OAKLAND, Calif. (AP) — Facebook CEO Mark Zuckerberg isn’t budging over his refusal to take action on inflammatory posts by President Donald Trump that spread misinformation about voting by mail and, many said, encouraged violence against protesters.

His critics, however, are multiplying. Some employees have publicly quit over the issue and civil-rights leaders who met with him Monday night denounced Zuckerberg’s explanation for choosing to leave Trump’s posts alone as “incomprehensible.”

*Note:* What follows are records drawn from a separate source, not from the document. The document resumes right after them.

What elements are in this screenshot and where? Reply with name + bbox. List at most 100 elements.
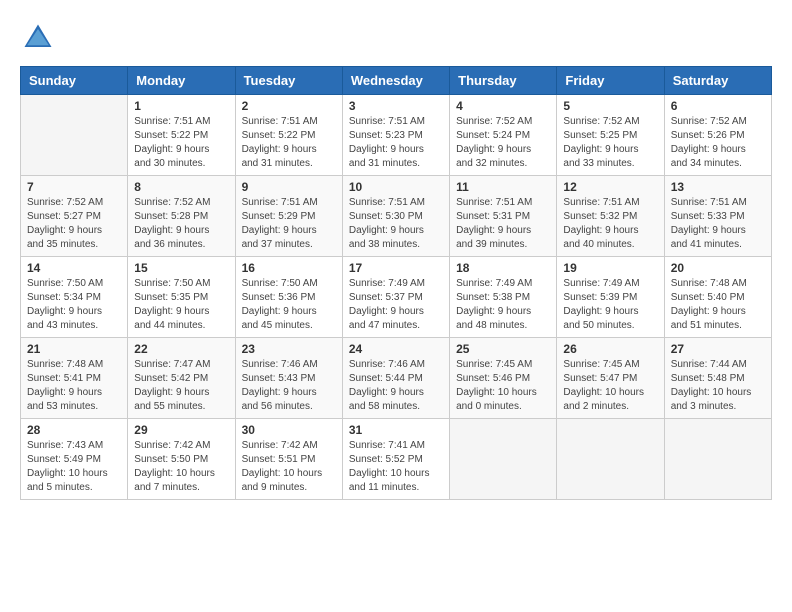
day-info: Sunrise: 7:51 AM Sunset: 5:32 PM Dayligh… xyxy=(563,196,657,252)
calendar-day-header: Saturday xyxy=(664,67,771,95)
day-info: Sunrise: 7:52 AM Sunset: 5:27 PM Dayligh… xyxy=(27,196,121,252)
calendar-day-header: Tuesday xyxy=(235,67,342,95)
calendar-day-header: Thursday xyxy=(450,67,557,95)
day-info: Sunrise: 7:49 AM Sunset: 5:37 PM Dayligh… xyxy=(349,277,443,333)
day-number: 26 xyxy=(563,342,657,356)
calendar-cell: 11 Sunrise: 7:51 AM Sunset: 5:31 PM Dayli… xyxy=(450,176,557,257)
day-info: Sunrise: 7:51 AM Sunset: 5:33 PM Dayligh… xyxy=(671,196,765,252)
day-number: 9 xyxy=(242,180,336,194)
day-number: 22 xyxy=(134,342,228,356)
calendar-cell: 19 Sunrise: 7:49 AM Sunset: 5:39 PM Dayli… xyxy=(557,257,664,338)
day-number: 6 xyxy=(671,99,765,113)
calendar-cell: 6 Sunrise: 7:52 AM Sunset: 5:26 PM Daylig… xyxy=(664,95,771,176)
calendar-cell xyxy=(664,419,771,500)
calendar-cell xyxy=(450,419,557,500)
day-number: 1 xyxy=(134,99,228,113)
calendar-week-row: 28 Sunrise: 7:43 AM Sunset: 5:49 PM Dayli… xyxy=(21,419,772,500)
day-number: 8 xyxy=(134,180,228,194)
calendar-day-header: Friday xyxy=(557,67,664,95)
day-number: 30 xyxy=(242,423,336,437)
day-info: Sunrise: 7:46 AM Sunset: 5:44 PM Dayligh… xyxy=(349,358,443,414)
logo-icon xyxy=(20,20,56,56)
day-info: Sunrise: 7:48 AM Sunset: 5:40 PM Dayligh… xyxy=(671,277,765,333)
day-info: Sunrise: 7:45 AM Sunset: 5:47 PM Dayligh… xyxy=(563,358,657,414)
day-info: Sunrise: 7:43 AM Sunset: 5:49 PM Dayligh… xyxy=(27,439,121,495)
calendar-cell: 26 Sunrise: 7:45 AM Sunset: 5:47 PM Dayli… xyxy=(557,338,664,419)
day-info: Sunrise: 7:52 AM Sunset: 5:25 PM Dayligh… xyxy=(563,115,657,171)
day-info: Sunrise: 7:42 AM Sunset: 5:50 PM Dayligh… xyxy=(134,439,228,495)
day-number: 14 xyxy=(27,261,121,275)
day-number: 3 xyxy=(349,99,443,113)
day-info: Sunrise: 7:49 AM Sunset: 5:39 PM Dayligh… xyxy=(563,277,657,333)
calendar-cell: 3 Sunrise: 7:51 AM Sunset: 5:23 PM Daylig… xyxy=(342,95,449,176)
day-number: 7 xyxy=(27,180,121,194)
calendar-cell: 10Sunrise: 7:51 AM Sunset: 5:30 PM Dayli… xyxy=(342,176,449,257)
day-number: 12 xyxy=(563,180,657,194)
day-info: Sunrise: 7:42 AM Sunset: 5:51 PM Dayligh… xyxy=(242,439,336,495)
day-info: Sunrise: 7:51 AM Sunset: 5:29 PM Dayligh… xyxy=(242,196,336,252)
calendar-week-row: 7 Sunrise: 7:52 AM Sunset: 5:27 PM Daylig… xyxy=(21,176,772,257)
day-number: 13 xyxy=(671,180,765,194)
calendar-table: SundayMondayTuesdayWednesdayThursdayFrid… xyxy=(20,66,772,500)
day-info: Sunrise: 7:51 AM Sunset: 5:23 PM Dayligh… xyxy=(349,115,443,171)
calendar-day-header: Monday xyxy=(128,67,235,95)
calendar-cell: 31 Sunrise: 7:41 AM Sunset: 5:52 PM Dayli… xyxy=(342,419,449,500)
calendar-day-header: Wednesday xyxy=(342,67,449,95)
day-number: 4 xyxy=(456,99,550,113)
day-number: 23 xyxy=(242,342,336,356)
day-number: 18 xyxy=(456,261,550,275)
calendar-cell xyxy=(21,95,128,176)
calendar-cell: 5 Sunrise: 7:52 AM Sunset: 5:25 PM Daylig… xyxy=(557,95,664,176)
calendar-header-row: SundayMondayTuesdayWednesdayThursdayFrid… xyxy=(21,67,772,95)
calendar-cell: 29 Sunrise: 7:42 AM Sunset: 5:50 PM Dayli… xyxy=(128,419,235,500)
calendar-cell: 20Sunrise: 7:48 AM Sunset: 5:40 PM Dayli… xyxy=(664,257,771,338)
day-info: Sunrise: 7:47 AM Sunset: 5:42 PM Dayligh… xyxy=(134,358,228,414)
calendar-cell: 13 Sunrise: 7:51 AM Sunset: 5:33 PM Dayli… xyxy=(664,176,771,257)
calendar-cell: 30 Sunrise: 7:42 AM Sunset: 5:51 PM Dayli… xyxy=(235,419,342,500)
day-info: Sunrise: 7:51 AM Sunset: 5:22 PM Dayligh… xyxy=(242,115,336,171)
day-info: Sunrise: 7:52 AM Sunset: 5:26 PM Dayligh… xyxy=(671,115,765,171)
day-number: 31 xyxy=(349,423,443,437)
day-info: Sunrise: 7:52 AM Sunset: 5:24 PM Dayligh… xyxy=(456,115,550,171)
calendar-day-header: Sunday xyxy=(21,67,128,95)
calendar-cell: 15Sunrise: 7:50 AM Sunset: 5:35 PM Dayli… xyxy=(128,257,235,338)
calendar-cell: 14 Sunrise: 7:50 AM Sunset: 5:34 PM Dayli… xyxy=(21,257,128,338)
day-info: Sunrise: 7:41 AM Sunset: 5:52 PM Dayligh… xyxy=(349,439,443,495)
calendar-week-row: 14 Sunrise: 7:50 AM Sunset: 5:34 PM Dayli… xyxy=(21,257,772,338)
calendar-cell: 8Sunrise: 7:52 AM Sunset: 5:28 PM Daylig… xyxy=(128,176,235,257)
calendar-cell: 7 Sunrise: 7:52 AM Sunset: 5:27 PM Daylig… xyxy=(21,176,128,257)
day-number: 24 xyxy=(349,342,443,356)
day-info: Sunrise: 7:50 AM Sunset: 5:34 PM Dayligh… xyxy=(27,277,121,333)
calendar-cell xyxy=(557,419,664,500)
day-info: Sunrise: 7:44 AM Sunset: 5:48 PM Dayligh… xyxy=(671,358,765,414)
page-header xyxy=(20,20,772,56)
day-number: 19 xyxy=(563,261,657,275)
day-number: 15 xyxy=(134,261,228,275)
day-info: Sunrise: 7:46 AM Sunset: 5:43 PM Dayligh… xyxy=(242,358,336,414)
calendar-cell: 1 Sunrise: 7:51 AM Sunset: 5:22 PM Daylig… xyxy=(128,95,235,176)
calendar-cell: 25Sunrise: 7:45 AM Sunset: 5:46 PM Dayli… xyxy=(450,338,557,419)
calendar-cell: 18Sunrise: 7:49 AM Sunset: 5:38 PM Dayli… xyxy=(450,257,557,338)
day-number: 27 xyxy=(671,342,765,356)
calendar-cell: 4 Sunrise: 7:52 AM Sunset: 5:24 PM Daylig… xyxy=(450,95,557,176)
calendar-week-row: 1 Sunrise: 7:51 AM Sunset: 5:22 PM Daylig… xyxy=(21,95,772,176)
calendar-cell: 9 Sunrise: 7:51 AM Sunset: 5:29 PM Daylig… xyxy=(235,176,342,257)
calendar-cell: 28 Sunrise: 7:43 AM Sunset: 5:49 PM Dayli… xyxy=(21,419,128,500)
day-number: 5 xyxy=(563,99,657,113)
day-info: Sunrise: 7:48 AM Sunset: 5:41 PM Dayligh… xyxy=(27,358,121,414)
calendar-cell: 17Sunrise: 7:49 AM Sunset: 5:37 PM Dayli… xyxy=(342,257,449,338)
calendar-cell: 12 Sunrise: 7:51 AM Sunset: 5:32 PM Dayli… xyxy=(557,176,664,257)
day-number: 16 xyxy=(242,261,336,275)
day-info: Sunrise: 7:51 AM Sunset: 5:22 PM Dayligh… xyxy=(134,115,228,171)
calendar-cell: 16Sunrise: 7:50 AM Sunset: 5:36 PM Dayli… xyxy=(235,257,342,338)
day-number: 10 xyxy=(349,180,443,194)
calendar-cell: 23 Sunrise: 7:46 AM Sunset: 5:43 PM Dayli… xyxy=(235,338,342,419)
calendar-cell: 21Sunrise: 7:48 AM Sunset: 5:41 PM Dayli… xyxy=(21,338,128,419)
day-info: Sunrise: 7:45 AM Sunset: 5:46 PM Dayligh… xyxy=(456,358,550,414)
day-number: 11 xyxy=(456,180,550,194)
day-info: Sunrise: 7:51 AM Sunset: 5:31 PM Dayligh… xyxy=(456,196,550,252)
calendar-cell: 2Sunrise: 7:51 AM Sunset: 5:22 PM Daylig… xyxy=(235,95,342,176)
day-number: 28 xyxy=(27,423,121,437)
day-number: 29 xyxy=(134,423,228,437)
calendar-cell: 24 Sunrise: 7:46 AM Sunset: 5:44 PM Dayli… xyxy=(342,338,449,419)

A day after dozens of Facebook employees staged a virtual walkout over the issue, the Facebook chief met Tuesday with employees for a Q&A session held via online video. During that session, which had been moved forward from later in the week, Zuckerberg reportedly doubled down on his stance to leave Trump’s posts alone — although he did suggest that the company was considering changes to its existing policies around “state use of force,” which Trump’s Minneapolis post fell under.

Facebook rival Twitter flagged and demoted a Trump tweet in which he referenced protests over police violence in Minneapolis using the phrase “when the looting starts the shooting starts.” But Facebook let an identical message stand on its service. Zuckerberg explained his reasoning in a Facebook post Friday, a position he has since reiterated several times.

“I know many people are upset that we’ve left the President’s posts up, but our position is that we should enable as much expression as possible unless it will cause imminent risk of specific harms or dangers spelled out in clear policies,” Zuckerberg wrote.